The final keyword is very relevant in the CRTP pattern because most operations return the derived type template argument.

For example, in xsemantic, operator+= returns derived_type&, which is probably the view_nd and not your array_nd on which you may have called the function.

This is true for most operators, as well as the derived_cast operator which should return the concrete type.

Hence the need for the final keyword.

ukoethe commented 6 years ago

returns derived_type&, which is probably the view_nd

Indeed, but this is desired, because the parent view_nd & represents the array_nd in the xexpression framework -- xexpressions never see the array directly, and shouldn't.

SylvainCorlay commented 6 years ago

Indeed, but this is desired, because the parent view_nd & represents the array_nd in the xexpression framework -- xexpressions never see the array directly, and shouldn't.

Gotcha. Then it is very specific to your framework... Our move to final classes should not impact your inheritance from our CRTP bases.

ukoethe commented 6 years ago

Here is a use case for inheriting from xtensor: Suppose someone wants to be able to construct an xtensor from a specific class in their software. Then they have two possibilities: They can write a subclass of xtensor providing a constructor taking this class, or write a factory function. If xtensor is final, they no longer have a choice -- the first possibility is blocked. Why do you want to take this decision away from the people who are concerned?

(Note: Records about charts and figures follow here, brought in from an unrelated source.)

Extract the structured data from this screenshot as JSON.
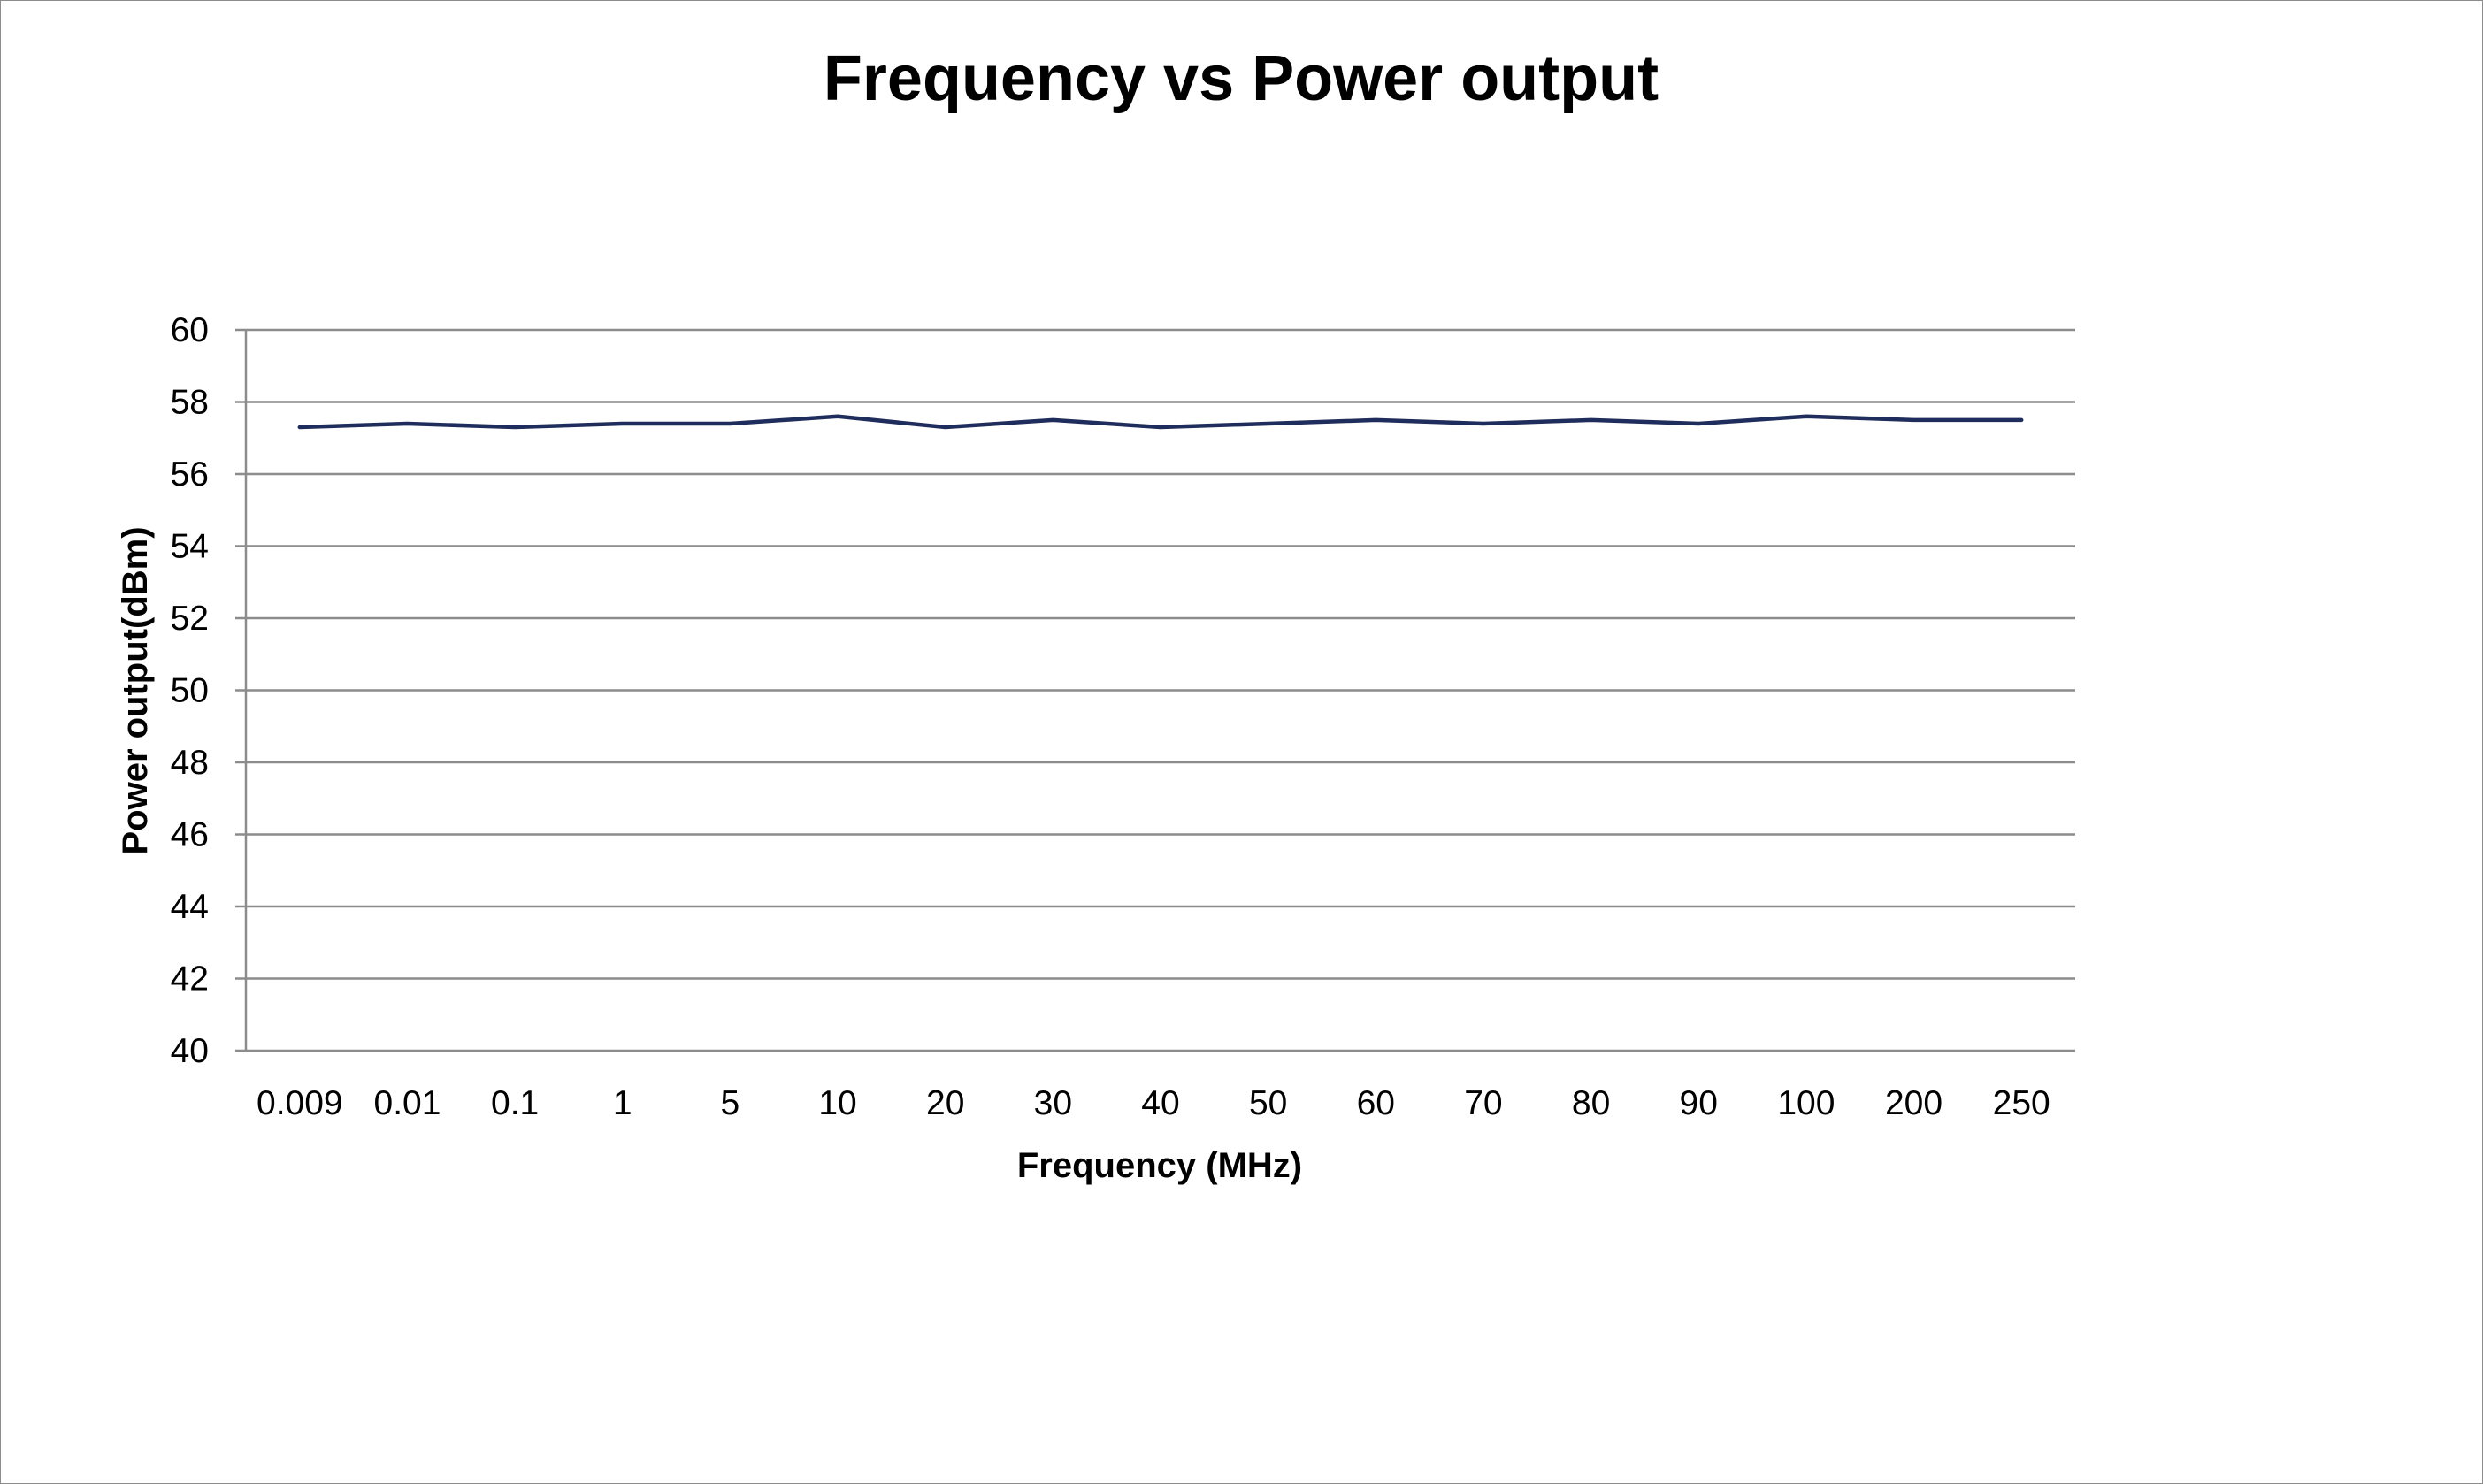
{
  "chart_data": {
    "type": "line",
    "title": "Frequency vs Power output",
    "xlabel": "Frequency (MHz)",
    "ylabel": "Power output(dBm)",
    "categories": [
      "0.009",
      "0.01",
      "0.1",
      "1",
      "5",
      "10",
      "20",
      "30",
      "40",
      "50",
      "60",
      "70",
      "80",
      "90",
      "100",
      "200",
      "250"
    ],
    "series": [
      {
        "values": [
          57.3,
          57.4,
          57.3,
          57.4,
          57.4,
          57.6,
          57.3,
          57.5,
          57.3,
          57.4,
          57.5,
          57.4,
          57.5,
          57.4,
          57.6,
          57.5,
          57.5
        ]
      }
    ],
    "ylim": [
      40,
      60
    ],
    "yticks": [
      40,
      42,
      44,
      46,
      48,
      50,
      52,
      54,
      56,
      58,
      60
    ],
    "grid": true,
    "legend": "none",
    "colors": {
      "line": "#1f2d5c",
      "grid": "#8c8c8c",
      "border": "#8c8c8c"
    }
  }
}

ukoethe commented 6 years ago

Our move to final classes should not impact your inheritance from our CRTP bases.

I know. I'm just doing my best to give advice.

SylvainCorlay commented 6 years ago

I know. I'm just doing my best to give advice.

very appreciated and for all the bug reports as well.

Suppose someone wants to be able to construct an xtensor from a specific class in their software....

Note that we allow people to create they own typedefs from xarray_container<> and xtensor_container<>...

ukoethe commented 6 years ago

For example, in xsemantic, operator+= returns derived_type&, which is probably the view_nd and not your array_nd on which you may have called the function.

Yes, but if this is a problem, one can trivially overload operator+= in the derived class to call the base's operator and then return *this. I'm fighting for the freedom of your users :smile:

ukoethe commented 6 years ago

very appreciated and for all the bug reports as well.

Thanks!

JohanMabille commented 6 years ago

Closing this since it would have more constraints than benefits.